Twenty-four and counting


Edward Good 1915-1992

Weird how things creep up on you. I was thinking about David Bowie, dying at sixty-nine. Sixty-nine seems young when you yourself are sixty-three. Then it hit me that my dad was seventy-six when he died and that it was twenty-four years ago today that I was in a hospital room in Sherman Oaks, California with my brother and sister and our mother, waiting for my dad to die. I’ve written about my dad a fair bit but I still havent quite hit that day yet, my sister throwing herself on our father’s body when they pronounced him dead, my own throat rough and raw with the ache of a thousand smoked cigarettes. But I did write a short memorial to him a couple of years ago.

Swept Away

I thought he was God. Or Robert Young on Father Knows Best. Take your pick. Except that in my eyes my father was even more glamorous than Robert Young. I didn't know about God.

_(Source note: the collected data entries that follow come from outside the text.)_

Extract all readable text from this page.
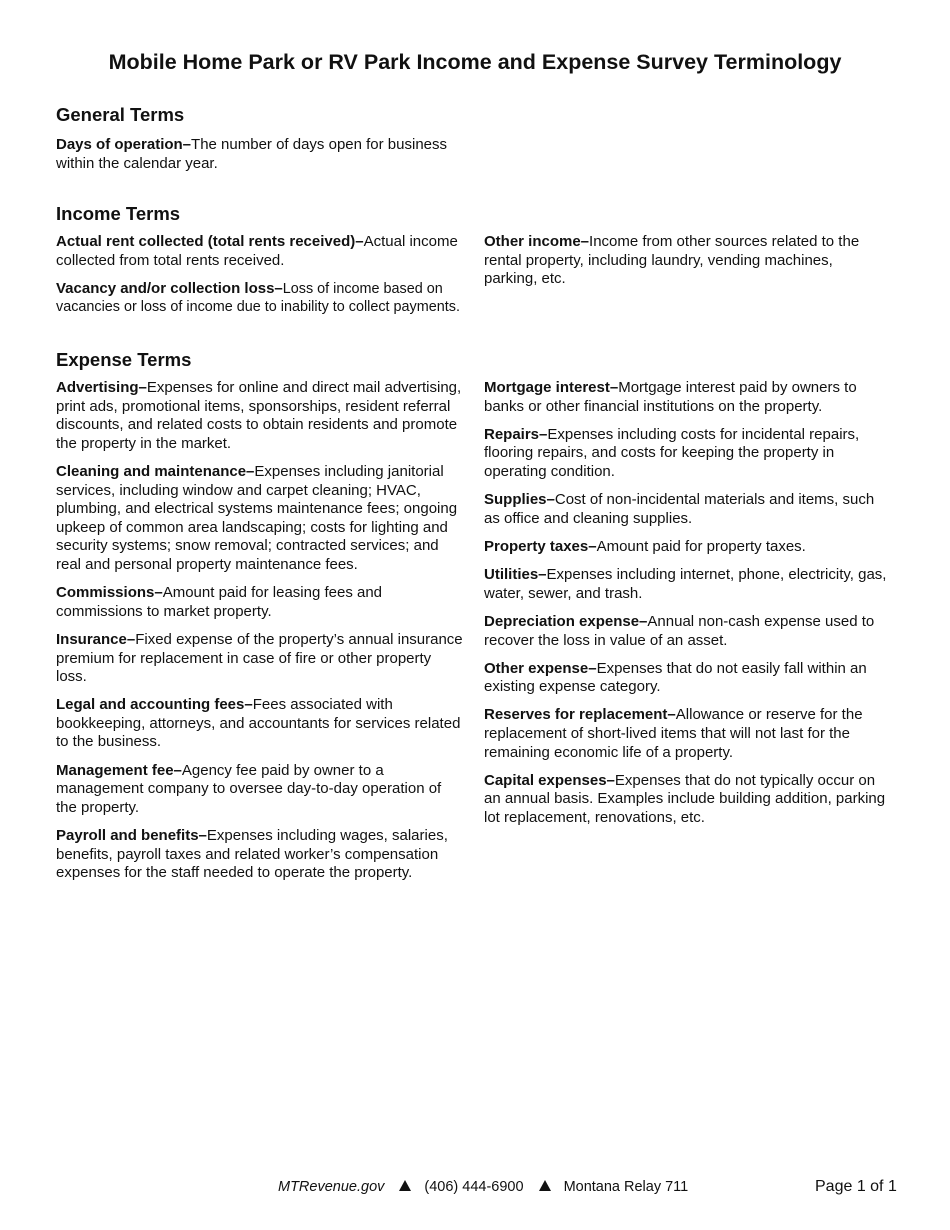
Mobile Home Park or RV Park Income and Expense Survey Terminology
General Terms

Days of operation–The number of days open for business within the calendar year.

Income Terms

Actual rent collected (total rents received)–Actual income collected from total rents received.

Vacancy and/or collection loss–Loss of income based on vacancies or loss of income due to inability to collect payments.

Other income–Income from other sources related to the rental property, including laundry, vending machines, parking, etc.

Expense Terms

Advertising–Expenses for online and direct mail advertising, print ads, promotional items, sponsorships, resident referral discounts, and related costs to obtain residents and promote the property in the market.

Cleaning and maintenance–Expenses including janitorial services, including window and carpet cleaning; HVAC, plumbing, and electrical systems maintenance fees; ongoing upkeep of common area landscaping; costs for lighting and security systems; snow removal; contracted services; and real and personal property maintenance fees.

Commissions–Amount paid for leasing fees and commissions to market property.

Insurance–Fixed expense of the property’s annual insurance premium for replacement in case of fire or other property loss.

Legal and accounting fees–Fees associated with bookkeeping, attorneys, and accountants for services related to the business.

Management fee–Agency fee paid by owner to a management company to oversee day-to-day operation of the property.

Payroll and benefits–Expenses including wages, salaries, benefits, payroll taxes and related worker’s compensation expenses for the staff needed to operate the property.

Mortgage interest–Mortgage interest paid by owners to banks or other financial institutions on the property.

Repairs–Expenses including costs for incidental repairs, flooring repairs, and costs for keeping the property in operating condition.

Supplies–Cost of non-incidental materials and items, such as office and cleaning supplies.

Property taxes–Amount paid for property taxes.

Utilities–Expenses including internet, phone, electricity, gas, water, sewer, and trash.

Depreciation expense–Annual non-cash expense used to recover the loss in value of an asset.

Other expense–Expenses that do not easily fall within an existing expense category.

Reserves for replacement–Allowance or reserve for the replacement of short-lived items that will not last for the remaining economic life of a property.

Capital expenses–Expenses that do not typically occur on an annual basis. Examples include building addition, parking lot replacement, renovations, etc.

MTRevenue.gov	(406) 444-6900	Montana Relay 711	Page 1 of 1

He and my mother met at the tail end of World War II when he was home on leave in England. He wooed her in French, Italian, Spanish, and Arabic and he danced like a movie star. They fell in love and then he went away again, back to the western desert, back to the end of the war. Her family, her friends, all warned her about him. He was no good. He'd been around. She was only twenty. He was thirty. Forget him, he was too old. At thirty, her grandmother pronounced, he would have done everything already. He would be jaded, world-weary, they'd have little to share together. Forget him.